After the possession of the island by the Turkish leadership most of the inhabitants of Amorgos found refuge in Crete, which at the time was under Venetian rule. In 1550 AD the Turks gave the economic advantage of Amorgos to Ioannis Diakos for the price of 3,000 Grossia. During the following year the inhabitants successfully requested and managed to collect their earnings from the island and then pay the Turks an annual tax of 3,200 Grossia. The conditions of the relevant security provided on Amorgos resulted in the re-establishment of the island from 1580 AD and by the end of the 17th Century, the population of Amorgos was nearly 1,500 inhabitants.
Administratively they were under the Admiral of the Turkish fleet, but the municipal rules of Frankish Rule had been kept.

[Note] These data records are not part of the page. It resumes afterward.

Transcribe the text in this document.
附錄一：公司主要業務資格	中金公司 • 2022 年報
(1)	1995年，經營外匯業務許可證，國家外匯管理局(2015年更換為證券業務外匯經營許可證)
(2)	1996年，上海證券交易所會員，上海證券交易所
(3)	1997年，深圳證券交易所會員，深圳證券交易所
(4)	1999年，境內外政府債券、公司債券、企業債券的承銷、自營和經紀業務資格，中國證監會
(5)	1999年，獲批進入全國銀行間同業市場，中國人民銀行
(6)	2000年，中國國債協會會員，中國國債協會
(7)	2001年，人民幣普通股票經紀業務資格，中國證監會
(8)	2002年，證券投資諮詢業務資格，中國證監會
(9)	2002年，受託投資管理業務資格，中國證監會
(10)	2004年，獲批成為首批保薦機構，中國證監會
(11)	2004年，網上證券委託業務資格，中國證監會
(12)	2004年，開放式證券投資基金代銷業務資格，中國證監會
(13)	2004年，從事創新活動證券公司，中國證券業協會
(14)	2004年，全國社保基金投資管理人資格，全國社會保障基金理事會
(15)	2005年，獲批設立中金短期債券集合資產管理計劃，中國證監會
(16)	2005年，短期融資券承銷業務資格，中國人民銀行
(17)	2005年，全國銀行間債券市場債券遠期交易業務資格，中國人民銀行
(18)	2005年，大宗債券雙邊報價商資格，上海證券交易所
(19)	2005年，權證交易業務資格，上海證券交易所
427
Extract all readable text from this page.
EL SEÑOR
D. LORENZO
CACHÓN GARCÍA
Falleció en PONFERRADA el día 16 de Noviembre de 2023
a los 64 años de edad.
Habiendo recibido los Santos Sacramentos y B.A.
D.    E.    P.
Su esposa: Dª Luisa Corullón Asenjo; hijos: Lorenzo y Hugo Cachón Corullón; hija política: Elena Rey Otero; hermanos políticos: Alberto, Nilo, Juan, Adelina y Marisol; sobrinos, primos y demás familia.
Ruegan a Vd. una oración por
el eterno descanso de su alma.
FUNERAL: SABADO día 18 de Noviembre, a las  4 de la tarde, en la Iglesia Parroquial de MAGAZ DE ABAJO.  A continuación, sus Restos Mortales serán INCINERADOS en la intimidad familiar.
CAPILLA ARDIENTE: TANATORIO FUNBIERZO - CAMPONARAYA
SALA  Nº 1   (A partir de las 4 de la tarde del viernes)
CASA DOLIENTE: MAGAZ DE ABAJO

The administration on the island had been made by Castelianos together with three syndicates (old judges that mainly practised the judicial power) and the Secretary.

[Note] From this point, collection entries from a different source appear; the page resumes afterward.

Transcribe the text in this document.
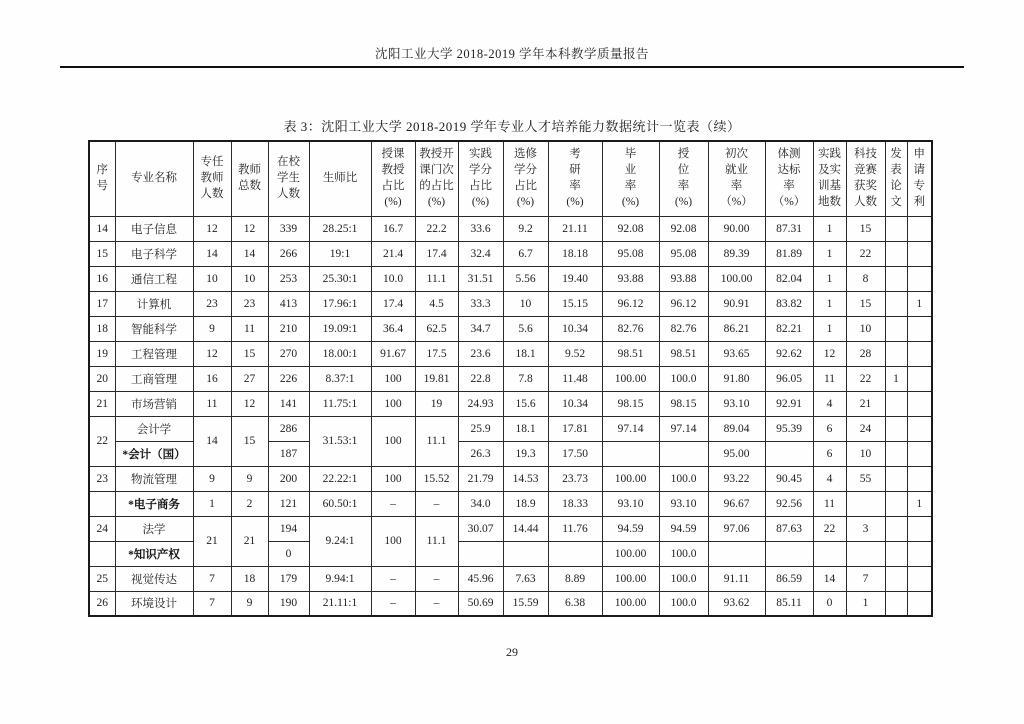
沈阳工业大学 2018-2019 学年本科教学质量报告
表 3：沈阳工业大学 2018-2019 学年专业人才培养能力数据统计一览表（续）
序
号	专业名称	专任
教师
人数	教师
总数	在校
学生
人数	生师比	授课
教授
占比
(%)	教授开
课门次
的占比
(%)	实践
学分
占比
(%)	选修
学分
占比
(%)	考
研
率
(%)	毕
业
率
(%)	授
位
率
(%)	初次
就业
率
（%）	体测
达标
率
（%）	实践
及实
训基
地数	科技
竞赛
获奖
人数	发
表
论
文	申
请
专
利
14	电子信息	12	12	339	28.25:1	16.7	22.2	33.6	9.2	21.11	92.08	92.08	90.00	87.31	1	15		
15	电子科学	14	14	266	19:1	21.4	17.4	32.4	6.7	18.18	95.08	95.08	89.39	81.89	1	22		
16	通信工程	10	10	253	25.30:1	10.0	11.1	31.51	5.56	19.40	93.88	93.88	100.00	82.04	1	8		
17	计算机	23	23	413	17.96:1	17.4	4.5	33.3	10	15.15	96.12	96.12	90.91	83.82	1	15		1
18	智能科学	9	11	210	19.09:1	36.4	62.5	34.7	5.6	10.34	82.76	82.76	86.21	82.21	1	10		
19	工程管理	12	15	270	18.00:1	91.67	17.5	23.6	18.1	9.52	98.51	98.51	93.65	92.62	12	28		
20	工商管理	16	27	226	8.37:1	100	19.81	22.8	7.8	11.48	100.00	100.0	91.80	96.05	11	22	1	
21	市场营销	11	12	141	11.75:1	100	19	24.93	15.6	10.34	98.15	98.15	93.10	92.91	4	21		
22	会计学	14	15	286	31.53:1	100	11.1	25.9	18.1	17.81	97.14	97.14	89.04	95.39	6	24		
	*会计（国）			187				26.3	19.3	17.50			95.00		6	10		
23	物流管理	9	9	200	22.22:1	100	15.52	21.79	14.53	23.73	100.00	100.0	93.22	90.45	4	55		
	*电子商务	1	2	121	60.50:1	–	–	34.0	18.9	18.33	93.10	93.10	96.67	92.56	11			1
24	法学	21	21	194	9.24:1	100	11.1	30.07	14.44	11.76	94.59	94.59	97.06	87.63	22	3		
	*知识产权			0							100.00	100.0						
25	视觉传达	7	18	179	9.94:1	–	–	45.96	7.63	8.89	100.00	100.0	91.11	86.59	14	7		
26	环境设计	7	9	190	21.11:1	–	–	50.69	15.59	6.38	100.00	100.0	93.62	85.11	0	1		
29
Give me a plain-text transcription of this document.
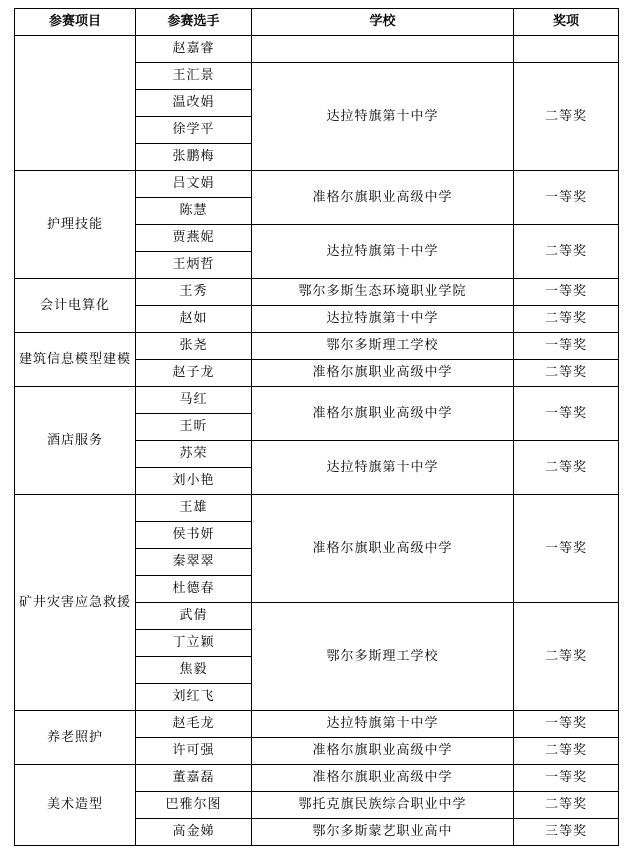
参赛项目	参赛选手	学校	奖项
	赵嘉睿		
	王汇景	达拉特旗第十中学	二等奖
	温改娟		
	徐学平		
	张鹏梅		
护理技能	吕文娟	准格尔旗职业高级中学	一等奖
	陈慧		
	贾燕妮	达拉特旗第十中学	二等奖
	王炳哲		
会计电算化	王秀	鄂尔多斯生态环境职业学院	一等奖
	赵如	达拉特旗第十中学	二等奖
建筑信息模型建模	张尧	鄂尔多斯理工学校	一等奖
	赵子龙	准格尔旗职业高级中学	二等奖
酒店服务	马红	准格尔旗职业高级中学	一等奖
	王昕		
	苏荣	达拉特旗第十中学	二等奖
	刘小艳		
矿井灾害应急救援	王雄	准格尔旗职业高级中学	一等奖
	侯书妍		
	秦翠翠		
	杜德春		
	武倩	鄂尔多斯理工学校	二等奖
	丁立颖		
	焦毅		
	刘红飞		
养老照护	赵毛龙	达拉特旗第十中学	一等奖
	许可强	准格尔旗职业高级中学	二等奖
美术造型	董嘉磊	准格尔旗职业高级中学	一等奖
	巴雅尔图	鄂托克旗民族综合职业中学	二等奖
	高金娣	鄂尔多斯蒙艺职业高中	三等奖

The intellectual development of Amorgos seemed to have a slowdown and only in 1751 AD is there mention of an establishment of a Greek school by the St. Mary Monastery. During this time, due to its rough landscape and lack of efficient sources forced a big part of the economically active population to immigrate to Constantinople and the coastal towns of Minor Asia. During the Orlof incidents, the Russians who remained until 1774 captured the island but the inhabitants kept their own internal autonomy. In 1797 the island met big disasters from the raids of thieves from Mani. During the Russian – Turkish war of 1806 Amorgos ruled by the Russia admiral Seniavin, from 1808 after the Russians departure, the island for a few years was kept under the protection of the English naval forces of the Mediterranean. Amorgos joined the Greek rebellion of 1821 almost immediately. On the island, a lot of refugees from the mainland found refuge hospitality, when in 1824 the island faced problems of overpopulation. In 1822 the government sent Minister of Justice, Metaxas, to supervise the administrative and fiscal organisation of the island. The Amorgians kept their right to vote for their judges whom they judged together with the elected sub-prefect. After the arrival of Kapodistrias in Greece, peace finally settled and a co-educational school was established. Amorgos was officially recognised as a part of the first Greek Government State with a treaty of Kalender Kiosk on 9/7/1832. During the dictatorship of John Metaxas the island existed as a place of exile for political prisoners.